Forget for the moment the policy of masking vaccinated eighteen-year-olds. If a student really was so scared of speaking one sentence without a mask, leave it on. Maybe parents don’t ask their children this question anymore, but would you jump off a bridge if a professor asked you to? That sort of compliance is dangerous, but so is the other part, reporting him.

We have taught young people to fear power and worship it. On the one hand, they fear the power of a teacher so much that they do not object at the time to things they find life-threatening. On the other, they turn to anonymous tip lines, hoping that bureaucratic processes will save their lives. Never more true were Tocqueville’s words, “I do not fear that in their chiefs they will find tyrants, but rather schoolmasters.”

Tocqueville’s Prophecy

American education has not been attentive to the development of citizens of a democratic republic for quite some time, but the last eighteen months have been especially poor in this regard.
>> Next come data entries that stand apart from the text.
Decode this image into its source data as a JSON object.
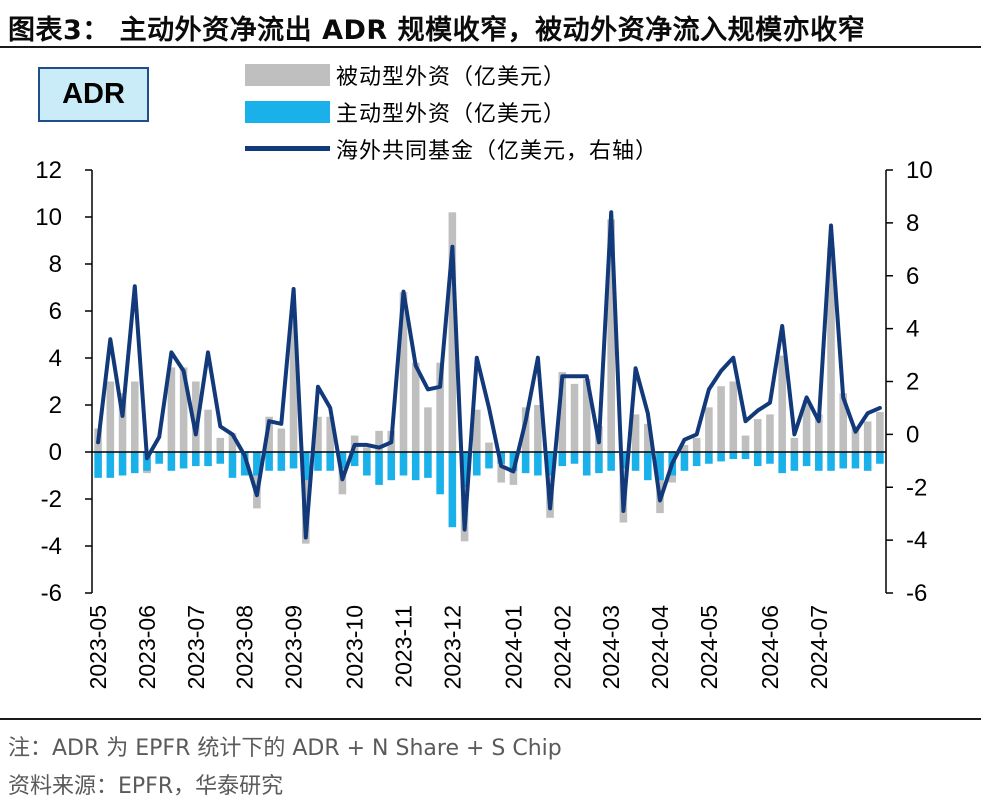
{
  "header": {
    "title": "图表3： 主动外资净流出 ADR 规模收窄，被动外资净流入规模亦收窄"
  },
  "badge": {
    "label": "ADR"
  },
  "footer": {
    "note": "注：ADR 为 EPFR 统计下的 ADR + N Share + S Chip",
    "source": "资料来源：EPFR，华泰研究"
  },
  "colors": {
    "passive": "#bfbfbf",
    "active": "#1ab1ea",
    "fund_line": "#123a7a",
    "axis": "#000000",
    "badge_bg": "#c9ecf8",
    "badge_border": "#1f4e8c"
  },
  "chart_data": {
    "type": "bar+line",
    "title": "主动外资净流出 ADR 规模收窄，被动外资净流入规模亦收窄",
    "legend": [
      {
        "name": "被动型外资（亿美元）",
        "kind": "bar"
      },
      {
        "name": "主动型外资（亿美元）",
        "kind": "bar"
      },
      {
        "name": "海外共同基金（亿美元，右轴）",
        "kind": "line"
      }
    ],
    "ylim_left": [
      -6,
      12
    ],
    "yticks_left": [
      "12",
      "10",
      "8",
      "6",
      "4",
      "2",
      "0",
      "-2",
      "-4",
      "-6"
    ],
    "ylim_right": [
      -6,
      10
    ],
    "yticks_right": [
      "10",
      "8",
      "6",
      "4",
      "2",
      "0",
      "-2",
      "-4",
      "-6"
    ],
    "x_tick_labels": [
      {
        "label": "2023-05",
        "index": 0
      },
      {
        "label": "2023-06",
        "index": 4
      },
      {
        "label": "2023-07",
        "index": 8
      },
      {
        "label": "2023-08",
        "index": 12
      },
      {
        "label": "2023-09",
        "index": 16
      },
      {
        "label": "2023-10",
        "index": 21
      },
      {
        "label": "2023-11",
        "index": 25
      },
      {
        "label": "2023-12",
        "index": 29
      },
      {
        "label": "2024-01",
        "index": 34
      },
      {
        "label": "2024-02",
        "index": 38
      },
      {
        "label": "2024-03",
        "index": 42
      },
      {
        "label": "2024-04",
        "index": 46
      },
      {
        "label": "2024-05",
        "index": 50
      },
      {
        "label": "2024-06",
        "index": 55
      },
      {
        "label": "2024-07",
        "index": 59
      }
    ],
    "series": [
      {
        "name": "被动型外资（亿美元）",
        "axis": "left",
        "type": "bar",
        "values": [
          1.0,
          3.0,
          2.5,
          3.0,
          -0.9,
          -0.2,
          3.6,
          3.6,
          3.0,
          1.8,
          0.6,
          0.8,
          -0.6,
          -2.4,
          1.5,
          1.0,
          5.6,
          -3.9,
          1.5,
          1.5,
          -1.8,
          0.7,
          0.2,
          0.9,
          0.9,
          6.8,
          3.8,
          1.9,
          3.8,
          10.2,
          -3.8,
          1.8,
          0.4,
          -1.3,
          -1.4,
          1.9,
          2.0,
          -2.8,
          3.4,
          2.9,
          3.1,
          1.1,
          9.9,
          -3.0,
          1.6,
          1.2,
          -2.6,
          -1.3,
          0.3,
          0.6,
          1.9,
          2.8,
          3.0,
          0.7,
          1.4,
          1.6,
          4.1,
          0.6,
          2.2,
          1.6,
          8.7,
          2.5,
          1.0,
          1.3,
          1.7
        ]
      },
      {
        "name": "主动型外资（亿美元）",
        "axis": "left",
        "type": "bar",
        "values": [
          -1.1,
          -1.1,
          -1.0,
          -0.9,
          -0.8,
          -0.5,
          -0.8,
          -0.7,
          -0.6,
          -0.6,
          -0.5,
          -1.1,
          -1.0,
          -1.0,
          -0.8,
          -0.8,
          -0.7,
          -1.2,
          -0.8,
          -0.8,
          -0.7,
          -0.6,
          -1.0,
          -1.4,
          -1.2,
          -1.0,
          -1.2,
          -1.1,
          -1.8,
          -3.2,
          -1.5,
          -1.0,
          -0.7,
          -0.5,
          -0.8,
          -0.9,
          -1.0,
          -1.0,
          -0.6,
          -0.5,
          -1.0,
          -0.9,
          -0.8,
          -0.7,
          -0.8,
          -1.2,
          -1.2,
          -1.0,
          -0.8,
          -0.6,
          -0.5,
          -0.4,
          -0.3,
          -0.3,
          -0.6,
          -0.5,
          -0.9,
          -0.8,
          -0.6,
          -0.8,
          -0.8,
          -0.7,
          -0.7,
          -0.8,
          -0.5
        ]
      },
      {
        "name": "海外共同基金（亿美元，右轴）",
        "axis": "right",
        "type": "line",
        "values": [
          -0.3,
          3.6,
          0.7,
          5.6,
          -0.9,
          -0.1,
          3.1,
          2.4,
          0.0,
          3.1,
          0.3,
          0.0,
          -0.8,
          -2.3,
          0.5,
          0.4,
          5.5,
          -3.9,
          1.8,
          1.0,
          -1.7,
          -0.4,
          -0.4,
          -0.5,
          -0.3,
          5.4,
          2.6,
          1.7,
          1.8,
          7.1,
          -3.6,
          2.9,
          1.0,
          -1.2,
          -1.4,
          0.5,
          2.9,
          -2.8,
          2.2,
          2.2,
          2.2,
          -0.3,
          8.4,
          -2.9,
          2.5,
          0.8,
          -2.5,
          -1.1,
          -0.2,
          0.0,
          1.7,
          2.4,
          2.9,
          0.5,
          0.9,
          1.2,
          4.1,
          0.0,
          1.4,
          0.5,
          7.9,
          1.4,
          0.1,
          0.8,
          1.0
        ]
      }
    ]
  }
}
All of the pathologies of individualism endemic to democracy have been exacerbated by the online classes, masks, and enforced distancing. Classmates, teammates, and simple friends have been “distanced”: “the bond of human affections is extended and loosened.”

Alexis de Tocqueville foresaw this danger and described it only a dozen years before Newman’s warning about promoting delivery over conversation. Writing of the soft despotism to which democracies are prone, we can see in his words the present condition of our universities: “it does not tyrannize, it hinders, compromises, enervates, extinguishes, dazes, and finally reduces each nation to being nothing more than a herd of timid and industrious animals of which the government is the shepherd.” Some may dispute the tyrannizing part, but the rest seems to be perfectly accurate.

Tocqueville and Newman feared what C. S. Lewis would describe, a century after them, as “men without chests.” Admitting that the Oxford education he described in his book was not the ideal moral education, Newman could see that it formed characters that would not be bent or bowed:

but if I must determine which of the two courses was the more successful in training, moulding, enlarging the mind, which sent out men the more fitted for their secular duties, which produced better public men, men of the world, men whose names would descend to posterity, I have no hesitation in giving the preference to that University which did nothing, over that which exacted of its members an acquaintance with every science under the sun. (Idea of a University, VI.9)

The pandemic will end, and yet Covid-19 will remain in some form or other. Much of life will return to normal, except for those seeking the chimera of “zero-covid.”  But what kinds of men and women will we have produced? We can get a good indication from the recent episode of a rude encounter New Yorkers used to take pride in. Frederick Joseph claimed to be on the receiving end of racially charged remarks by a woman on the street. He filmed the latter half of the encounter and put it online with the express intention of getting her fired from her job. It worked, of course, and he was pleased with the result.

It is assumed, especially after the heroism shown after 9/11, that crises bring out the best in people. They do, if they elicit courage. They don’t, if we respond with its opposite. And in bringing out the worst, this crisis has fallen into the pattern of much of contemporary American society: make the children suffer.

From easy divorce to failing schools, from Instagram’s knowingly deleterious effect on young girls to the Irreversible Damage of “rapid-onset gender dysphoria” (a study suppressed by the same Brown University that has closed all of its dining halls because of 82 asymptomatic test results), American society is quick to allow the children to suffer. That was not the intended meaning of Matthew 19:14.